Carol isn’t so lucky. She rolls into A-town determined to whip up a meal, but the always-genial Jerry says it won’t be easy — Maggie’s peeps are in Michonne’s kitchen, power’s out, and rats got into the grain. This elicits a charming tale of stone soup, which Carol intends as a sort of “when life gives you lemons, make lemonade” parable. Instead, it leaves Jerry wondering if she’s okay. (Hint: She’s not.) Carol’s not actually concerned about making anyone happy, including herself, it seems. She’s just struggling with her ongoing existential concern: Should I stay or should I go?
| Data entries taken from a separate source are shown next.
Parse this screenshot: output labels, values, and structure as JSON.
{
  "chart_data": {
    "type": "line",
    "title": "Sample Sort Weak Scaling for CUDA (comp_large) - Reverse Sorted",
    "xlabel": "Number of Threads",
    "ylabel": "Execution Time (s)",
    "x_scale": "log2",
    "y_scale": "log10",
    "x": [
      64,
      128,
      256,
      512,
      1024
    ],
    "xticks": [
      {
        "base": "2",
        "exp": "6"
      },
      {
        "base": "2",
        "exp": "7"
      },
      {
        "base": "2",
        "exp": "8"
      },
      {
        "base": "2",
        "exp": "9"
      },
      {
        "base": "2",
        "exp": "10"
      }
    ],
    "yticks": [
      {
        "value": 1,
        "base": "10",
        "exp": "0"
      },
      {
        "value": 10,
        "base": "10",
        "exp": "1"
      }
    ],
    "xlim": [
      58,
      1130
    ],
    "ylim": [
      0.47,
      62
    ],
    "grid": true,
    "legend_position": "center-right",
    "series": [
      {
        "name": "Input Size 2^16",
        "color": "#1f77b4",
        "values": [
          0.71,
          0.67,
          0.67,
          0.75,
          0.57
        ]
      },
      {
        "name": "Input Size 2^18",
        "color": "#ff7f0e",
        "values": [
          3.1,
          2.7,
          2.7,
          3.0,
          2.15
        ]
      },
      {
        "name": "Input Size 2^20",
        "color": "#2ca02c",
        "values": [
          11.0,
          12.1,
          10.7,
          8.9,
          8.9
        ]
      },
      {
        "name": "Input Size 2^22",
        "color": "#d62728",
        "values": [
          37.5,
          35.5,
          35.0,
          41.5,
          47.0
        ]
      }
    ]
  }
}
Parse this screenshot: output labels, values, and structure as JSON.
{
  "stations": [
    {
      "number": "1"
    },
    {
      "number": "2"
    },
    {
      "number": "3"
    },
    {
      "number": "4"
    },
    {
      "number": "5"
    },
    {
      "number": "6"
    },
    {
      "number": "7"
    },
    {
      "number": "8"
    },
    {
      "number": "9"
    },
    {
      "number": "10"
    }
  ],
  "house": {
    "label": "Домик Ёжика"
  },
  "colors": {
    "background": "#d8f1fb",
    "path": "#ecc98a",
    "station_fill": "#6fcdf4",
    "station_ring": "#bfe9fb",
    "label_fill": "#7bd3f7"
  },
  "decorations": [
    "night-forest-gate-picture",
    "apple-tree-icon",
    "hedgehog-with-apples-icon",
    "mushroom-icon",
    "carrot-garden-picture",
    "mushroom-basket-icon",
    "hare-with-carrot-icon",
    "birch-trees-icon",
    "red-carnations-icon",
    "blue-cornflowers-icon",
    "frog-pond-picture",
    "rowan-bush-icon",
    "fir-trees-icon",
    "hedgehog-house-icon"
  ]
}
Of course, soup-making is not really her jam, and just about everything that could go wrong does: Dog makes a mess, there’s a noisy rat in the garage, she lets it escape from the trap, and the power won’t stay on. An herb-fetching trip turns into an opportunity to do what she does best — murder some dead people. Early on, Carol was determined to put on a happy face, symbolized by the filthy scarf she hoped to turn into something fresh and meaningful. But her attempt at optimism finally fails when that damn rat wakes her and Dog up in the middle of the night: One hole soon turns into a full HGTV-worthy tear down, with Carol going HAM on the garage wall. And after all that, she still can’t defeat the rat. (The scene where she chases it around was played for laughs, but it was more awkward than funny.)
The dawn brings a new day and a merciful end to this story. Jerry stops by and is concerned about both the garage and Carol’s mental state. His mention of Zeke seems to be a trigger, as she asks “can’t you just let people like me suffer in peace?” Jerry responds as only Jerry can: “Yeah, caring,” he says. “It’s a real problem.” Jerry gives her some kind words and a bear hug, and the rat scurries out of its hiding place. Maybe Carol’s luck is turning around.
Or maybe not. Daryl cruises into A-town, the two exchange small talk, and then head their separate ways — reunited but no closer than they were before. Tellingly, Carol throws out that scarf she salvaged, and both her sunny outlook and this episode end up in the trash.